Saving money on wheels and gas: improving fleet efficiencies

With many companies looking to tighten their belts in this financial crisis, and with an emphasis on all things green, companies are looking for ways to cut down on business costs and improve efficiencies. The best place to start is with your fleet, as a company’s vehicle is often one of the biggest expenses it faces.

Let’s make no bones about it: times are taxing for all businesses right now and if we are to believe the experts, things are going to get worse before they get better. The media keeps us informed about the large corporations who it seems are either going belly up, reducing staff numbers or performing badly, but small businesses (and let’s face it, that’s the majority of organisations in Australia) are also doing it tough.

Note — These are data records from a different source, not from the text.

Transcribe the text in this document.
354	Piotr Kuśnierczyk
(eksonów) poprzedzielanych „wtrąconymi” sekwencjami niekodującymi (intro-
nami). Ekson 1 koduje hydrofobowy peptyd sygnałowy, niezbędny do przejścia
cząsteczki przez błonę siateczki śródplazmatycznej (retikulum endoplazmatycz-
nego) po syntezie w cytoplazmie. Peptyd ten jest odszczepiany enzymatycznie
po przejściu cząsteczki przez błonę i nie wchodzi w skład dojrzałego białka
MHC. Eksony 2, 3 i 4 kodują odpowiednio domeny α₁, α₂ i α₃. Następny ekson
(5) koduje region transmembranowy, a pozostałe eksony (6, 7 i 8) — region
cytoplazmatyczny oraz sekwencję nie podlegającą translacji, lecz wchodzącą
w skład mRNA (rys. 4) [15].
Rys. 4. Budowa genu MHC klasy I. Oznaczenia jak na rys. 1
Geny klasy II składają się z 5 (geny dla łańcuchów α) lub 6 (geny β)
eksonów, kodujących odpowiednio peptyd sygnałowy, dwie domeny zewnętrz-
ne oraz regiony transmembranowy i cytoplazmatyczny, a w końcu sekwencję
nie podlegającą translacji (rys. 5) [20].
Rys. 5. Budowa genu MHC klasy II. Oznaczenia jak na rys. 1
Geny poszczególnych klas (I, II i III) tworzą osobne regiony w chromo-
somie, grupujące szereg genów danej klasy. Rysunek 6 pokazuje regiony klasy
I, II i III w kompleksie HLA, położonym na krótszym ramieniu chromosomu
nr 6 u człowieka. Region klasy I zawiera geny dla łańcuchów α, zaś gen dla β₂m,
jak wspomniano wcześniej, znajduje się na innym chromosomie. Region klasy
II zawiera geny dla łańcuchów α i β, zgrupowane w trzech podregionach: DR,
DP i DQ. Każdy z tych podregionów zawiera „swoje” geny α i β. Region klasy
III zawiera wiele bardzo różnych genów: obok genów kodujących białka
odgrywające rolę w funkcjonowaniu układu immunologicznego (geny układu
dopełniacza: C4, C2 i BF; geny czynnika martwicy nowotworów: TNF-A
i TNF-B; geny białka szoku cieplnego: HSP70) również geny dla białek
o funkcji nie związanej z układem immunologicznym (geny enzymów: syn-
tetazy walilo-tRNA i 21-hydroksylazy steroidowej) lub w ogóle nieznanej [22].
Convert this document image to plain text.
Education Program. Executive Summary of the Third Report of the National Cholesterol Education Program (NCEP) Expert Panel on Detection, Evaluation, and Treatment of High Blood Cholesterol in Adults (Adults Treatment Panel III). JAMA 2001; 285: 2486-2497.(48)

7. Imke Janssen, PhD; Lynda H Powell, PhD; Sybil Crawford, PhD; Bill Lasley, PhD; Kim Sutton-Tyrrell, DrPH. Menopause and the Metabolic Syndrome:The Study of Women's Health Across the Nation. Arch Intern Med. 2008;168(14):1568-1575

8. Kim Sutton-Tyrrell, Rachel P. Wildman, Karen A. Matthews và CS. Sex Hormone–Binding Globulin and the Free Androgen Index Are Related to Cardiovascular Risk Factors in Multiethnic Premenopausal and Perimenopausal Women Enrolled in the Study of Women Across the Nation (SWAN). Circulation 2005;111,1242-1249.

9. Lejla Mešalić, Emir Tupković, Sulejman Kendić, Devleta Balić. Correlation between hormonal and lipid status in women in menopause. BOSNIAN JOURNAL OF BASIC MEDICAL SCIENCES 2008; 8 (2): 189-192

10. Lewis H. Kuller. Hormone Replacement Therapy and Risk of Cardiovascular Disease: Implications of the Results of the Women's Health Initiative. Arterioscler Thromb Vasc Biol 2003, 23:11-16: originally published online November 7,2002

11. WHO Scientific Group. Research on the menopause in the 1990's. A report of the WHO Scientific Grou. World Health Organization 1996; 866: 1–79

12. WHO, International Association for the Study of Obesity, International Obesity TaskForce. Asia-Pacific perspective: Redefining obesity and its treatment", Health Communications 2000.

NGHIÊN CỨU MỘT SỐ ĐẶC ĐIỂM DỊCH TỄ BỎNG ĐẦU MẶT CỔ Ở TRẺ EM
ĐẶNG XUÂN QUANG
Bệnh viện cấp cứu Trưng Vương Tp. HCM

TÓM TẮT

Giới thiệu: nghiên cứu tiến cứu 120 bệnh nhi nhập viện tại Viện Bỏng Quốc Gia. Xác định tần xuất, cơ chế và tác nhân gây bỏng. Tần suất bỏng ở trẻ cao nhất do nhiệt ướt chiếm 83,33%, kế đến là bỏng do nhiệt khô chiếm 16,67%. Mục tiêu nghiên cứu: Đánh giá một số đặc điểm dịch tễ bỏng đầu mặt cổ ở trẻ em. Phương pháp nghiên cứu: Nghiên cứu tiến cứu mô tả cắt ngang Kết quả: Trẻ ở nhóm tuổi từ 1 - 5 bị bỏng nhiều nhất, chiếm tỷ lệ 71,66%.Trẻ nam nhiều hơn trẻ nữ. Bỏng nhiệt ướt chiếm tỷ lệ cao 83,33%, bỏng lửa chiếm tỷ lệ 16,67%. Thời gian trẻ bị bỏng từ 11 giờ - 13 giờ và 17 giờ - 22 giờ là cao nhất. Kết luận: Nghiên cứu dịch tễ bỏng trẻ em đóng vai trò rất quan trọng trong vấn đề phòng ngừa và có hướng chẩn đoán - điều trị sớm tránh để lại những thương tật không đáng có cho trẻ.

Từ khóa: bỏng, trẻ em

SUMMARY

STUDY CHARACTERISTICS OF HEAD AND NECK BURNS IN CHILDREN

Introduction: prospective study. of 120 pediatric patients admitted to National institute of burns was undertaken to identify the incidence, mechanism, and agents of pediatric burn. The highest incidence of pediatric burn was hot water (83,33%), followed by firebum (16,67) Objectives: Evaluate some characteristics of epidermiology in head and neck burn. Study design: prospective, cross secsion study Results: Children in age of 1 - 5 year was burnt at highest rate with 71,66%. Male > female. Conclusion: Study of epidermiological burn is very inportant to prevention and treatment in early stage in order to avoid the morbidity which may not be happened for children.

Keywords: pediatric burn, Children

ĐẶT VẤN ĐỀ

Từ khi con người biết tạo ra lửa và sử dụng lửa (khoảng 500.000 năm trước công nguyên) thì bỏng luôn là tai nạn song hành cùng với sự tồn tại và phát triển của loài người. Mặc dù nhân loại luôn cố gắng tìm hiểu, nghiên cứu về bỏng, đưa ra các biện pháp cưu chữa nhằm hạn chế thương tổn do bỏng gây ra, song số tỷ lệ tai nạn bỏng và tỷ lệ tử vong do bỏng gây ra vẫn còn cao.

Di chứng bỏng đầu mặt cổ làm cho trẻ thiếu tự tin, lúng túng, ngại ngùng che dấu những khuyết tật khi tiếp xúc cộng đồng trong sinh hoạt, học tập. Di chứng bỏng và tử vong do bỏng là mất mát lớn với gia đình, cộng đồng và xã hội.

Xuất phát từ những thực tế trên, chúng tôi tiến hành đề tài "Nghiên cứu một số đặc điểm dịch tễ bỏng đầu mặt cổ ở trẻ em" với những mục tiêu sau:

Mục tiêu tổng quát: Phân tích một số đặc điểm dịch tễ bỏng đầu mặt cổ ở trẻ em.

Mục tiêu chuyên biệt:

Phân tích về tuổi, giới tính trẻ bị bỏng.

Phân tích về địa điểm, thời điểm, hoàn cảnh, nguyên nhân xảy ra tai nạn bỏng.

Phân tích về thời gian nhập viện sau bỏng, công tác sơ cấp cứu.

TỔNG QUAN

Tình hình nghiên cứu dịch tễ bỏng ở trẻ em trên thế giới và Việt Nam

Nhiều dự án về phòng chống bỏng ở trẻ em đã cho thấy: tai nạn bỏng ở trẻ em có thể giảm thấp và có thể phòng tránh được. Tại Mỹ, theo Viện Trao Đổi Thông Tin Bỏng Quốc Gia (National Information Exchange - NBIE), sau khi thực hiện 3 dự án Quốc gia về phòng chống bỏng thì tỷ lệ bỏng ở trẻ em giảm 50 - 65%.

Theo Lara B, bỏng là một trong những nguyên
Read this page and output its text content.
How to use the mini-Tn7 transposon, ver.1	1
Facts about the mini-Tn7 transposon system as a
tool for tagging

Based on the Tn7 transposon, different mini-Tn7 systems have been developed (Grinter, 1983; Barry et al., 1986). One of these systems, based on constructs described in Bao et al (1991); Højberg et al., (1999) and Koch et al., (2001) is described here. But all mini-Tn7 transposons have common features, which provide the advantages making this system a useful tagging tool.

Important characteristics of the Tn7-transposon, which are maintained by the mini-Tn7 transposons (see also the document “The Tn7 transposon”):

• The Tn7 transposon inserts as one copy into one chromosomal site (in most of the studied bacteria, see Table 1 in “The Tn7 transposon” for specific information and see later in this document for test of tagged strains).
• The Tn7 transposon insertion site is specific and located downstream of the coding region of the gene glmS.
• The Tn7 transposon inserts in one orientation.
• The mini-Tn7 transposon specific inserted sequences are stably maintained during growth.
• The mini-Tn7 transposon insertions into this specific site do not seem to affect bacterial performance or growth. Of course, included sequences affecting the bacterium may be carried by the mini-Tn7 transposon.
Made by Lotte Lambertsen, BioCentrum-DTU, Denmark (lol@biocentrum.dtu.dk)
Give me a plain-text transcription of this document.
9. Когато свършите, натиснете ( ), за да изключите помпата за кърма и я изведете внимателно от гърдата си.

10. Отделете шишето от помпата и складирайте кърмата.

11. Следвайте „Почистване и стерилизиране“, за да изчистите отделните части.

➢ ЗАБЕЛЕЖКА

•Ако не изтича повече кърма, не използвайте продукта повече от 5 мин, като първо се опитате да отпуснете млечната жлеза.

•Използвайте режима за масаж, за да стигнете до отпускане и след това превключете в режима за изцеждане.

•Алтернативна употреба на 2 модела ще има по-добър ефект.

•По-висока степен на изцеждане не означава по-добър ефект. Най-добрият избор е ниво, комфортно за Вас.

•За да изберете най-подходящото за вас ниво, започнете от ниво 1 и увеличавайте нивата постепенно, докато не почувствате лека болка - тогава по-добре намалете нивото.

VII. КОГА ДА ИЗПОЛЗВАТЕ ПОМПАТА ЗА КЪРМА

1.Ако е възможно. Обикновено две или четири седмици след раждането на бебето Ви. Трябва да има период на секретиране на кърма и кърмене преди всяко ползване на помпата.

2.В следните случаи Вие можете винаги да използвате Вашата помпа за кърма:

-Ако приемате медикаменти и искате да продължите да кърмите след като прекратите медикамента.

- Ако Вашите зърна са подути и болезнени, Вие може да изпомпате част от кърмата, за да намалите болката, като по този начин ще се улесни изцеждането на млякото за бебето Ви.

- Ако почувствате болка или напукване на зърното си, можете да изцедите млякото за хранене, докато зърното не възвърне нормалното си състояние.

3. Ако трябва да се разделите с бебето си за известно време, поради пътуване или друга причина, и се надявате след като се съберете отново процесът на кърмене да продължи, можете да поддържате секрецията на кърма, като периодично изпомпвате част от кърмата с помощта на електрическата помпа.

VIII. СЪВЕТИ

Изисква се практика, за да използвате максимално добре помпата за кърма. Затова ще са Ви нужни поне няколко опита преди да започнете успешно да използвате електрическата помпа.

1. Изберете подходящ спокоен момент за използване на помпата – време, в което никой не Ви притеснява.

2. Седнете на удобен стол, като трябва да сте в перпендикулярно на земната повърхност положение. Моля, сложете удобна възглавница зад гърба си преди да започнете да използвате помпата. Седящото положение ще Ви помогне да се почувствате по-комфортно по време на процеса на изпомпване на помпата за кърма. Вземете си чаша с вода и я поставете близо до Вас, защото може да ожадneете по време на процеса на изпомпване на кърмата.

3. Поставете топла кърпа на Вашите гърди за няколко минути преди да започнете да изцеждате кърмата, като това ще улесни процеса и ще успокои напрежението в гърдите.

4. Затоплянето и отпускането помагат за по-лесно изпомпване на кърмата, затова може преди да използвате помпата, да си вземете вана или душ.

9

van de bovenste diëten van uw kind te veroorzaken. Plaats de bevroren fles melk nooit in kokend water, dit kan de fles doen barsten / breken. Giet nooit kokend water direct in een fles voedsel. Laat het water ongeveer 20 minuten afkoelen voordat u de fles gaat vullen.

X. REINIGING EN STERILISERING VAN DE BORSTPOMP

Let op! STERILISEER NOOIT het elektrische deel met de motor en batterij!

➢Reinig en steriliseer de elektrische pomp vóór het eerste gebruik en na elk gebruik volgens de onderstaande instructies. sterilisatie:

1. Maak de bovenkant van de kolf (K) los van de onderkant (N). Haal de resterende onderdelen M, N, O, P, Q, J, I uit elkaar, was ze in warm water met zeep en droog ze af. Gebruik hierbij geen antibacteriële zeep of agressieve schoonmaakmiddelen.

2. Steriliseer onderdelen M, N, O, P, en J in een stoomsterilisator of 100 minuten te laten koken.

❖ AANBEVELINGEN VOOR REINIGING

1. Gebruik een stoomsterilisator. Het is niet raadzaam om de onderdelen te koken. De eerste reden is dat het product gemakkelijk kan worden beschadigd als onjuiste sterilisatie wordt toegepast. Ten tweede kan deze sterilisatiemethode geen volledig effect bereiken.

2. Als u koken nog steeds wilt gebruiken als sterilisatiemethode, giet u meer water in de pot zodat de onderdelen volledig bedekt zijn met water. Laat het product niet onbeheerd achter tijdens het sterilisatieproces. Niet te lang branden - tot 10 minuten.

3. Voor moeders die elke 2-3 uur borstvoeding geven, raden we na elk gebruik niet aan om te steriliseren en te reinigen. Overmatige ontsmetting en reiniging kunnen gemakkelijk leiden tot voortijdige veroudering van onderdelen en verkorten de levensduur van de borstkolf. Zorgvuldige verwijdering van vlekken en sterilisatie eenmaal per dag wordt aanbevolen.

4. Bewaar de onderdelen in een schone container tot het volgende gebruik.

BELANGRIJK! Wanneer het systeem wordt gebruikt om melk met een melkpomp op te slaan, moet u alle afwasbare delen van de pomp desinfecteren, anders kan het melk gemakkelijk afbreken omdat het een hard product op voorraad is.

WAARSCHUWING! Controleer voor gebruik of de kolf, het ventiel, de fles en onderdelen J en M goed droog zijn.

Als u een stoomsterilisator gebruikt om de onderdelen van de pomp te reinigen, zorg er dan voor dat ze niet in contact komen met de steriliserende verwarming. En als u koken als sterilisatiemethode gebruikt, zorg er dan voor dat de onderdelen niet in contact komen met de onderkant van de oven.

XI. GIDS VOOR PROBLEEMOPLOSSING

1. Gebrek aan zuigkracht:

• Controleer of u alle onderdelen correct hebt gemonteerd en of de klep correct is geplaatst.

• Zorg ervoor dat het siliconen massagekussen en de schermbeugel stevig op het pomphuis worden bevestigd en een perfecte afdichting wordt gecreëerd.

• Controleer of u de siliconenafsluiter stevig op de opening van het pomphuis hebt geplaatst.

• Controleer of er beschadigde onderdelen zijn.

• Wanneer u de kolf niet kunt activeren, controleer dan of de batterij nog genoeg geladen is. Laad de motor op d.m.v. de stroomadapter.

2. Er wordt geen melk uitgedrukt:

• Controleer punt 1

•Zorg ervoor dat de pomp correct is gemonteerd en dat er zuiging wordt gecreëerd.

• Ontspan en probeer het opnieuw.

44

Even if your fleet is no more than 10 cars, you can still make considerable savings just by making a few changes. Some of these are small and easy to implement; others are larger and may take some time to introduce (and convince your staff of their value)! All are worthwhile considering, even during more prosperous times.

What you actually need
What the business needs can often be quite different to what the business thinks it needs. Many times we’ve seen fleets made up of 4WDs or large six-cylinders, simply because ‘those are the cars we’ve always had’. Some businesses do actually need big cars to service their customers effectively, but it can also be a case of sticking to something familiar. It’s not unusual for organisations to just not realise that a smaller, less expensive car can do the job just as efficiently as a larger, more pricy one.

Culture is paramount to a business and it’s usually fairly heavily ingrained into an organisation, whether it’s the cars employees drive or the expected dress code. It’s often the case then, that staff have expectations of a certain type of car and what it means to work for that organisation. However, at some point, usually during tougher economic times, companies must make the choice between their historic approach to fleets and what is needed to keep the business operating profitably.

Change is as good as a holiday
Sometimes, a change in the business (perhaps a new location which is closer to customers or reduced staff numbers) is an opportunity to make changes to the vehicle fleet. Could you downsize the fleet size, change the make-up of your fleet or move from petrol powered cars to diesel-powered cars? What about outsourcing to a fleet management company to have them negotiate better terms on your behalf? All of these factors can be considered at anytime, but especially when you are already making changes to the business.

Whole-of-life cost
To truly understand the cost of a vehicle, you need to look at it from a whole-of-life point of view. That is, what it will cost your business throughout the vehicle’s entire life. This means considering not just the purchase price, but the ongoing fuel, maintenance and insurance costs, together with the likely sale price once you want to offload the car. Sometimes, a vehicle that appears cheaper at the outset may actually end up costing you more over its entire life, so it’s critical you (or your fleet company) undertake the necessary analysis to ensure your business is running vehicles consistent with its needs, while still operating at an optimal cost.

In-life management

Careful management of a company’s fleet helps to optimise the life of those cars. Simple things like regular service and maintenance can avoid many of the costly pitfalls of car operation. If you keep on top of the maintenance aspect, it’s far less likely you will end up spending up big in the long term given problems are treated when they arise, rather than waiting until they are potentially more complex, and more expensive, to fix. Also, as fuel is one of the most expensive components of operating a vehicle, regular servicing and maintenance ensures the vehicle is running at its optimum fuel economy. And, regular servicing means the associated downtime is minimal, which means you’re not losing out on business for vehicles requiring substantial and significant repairs.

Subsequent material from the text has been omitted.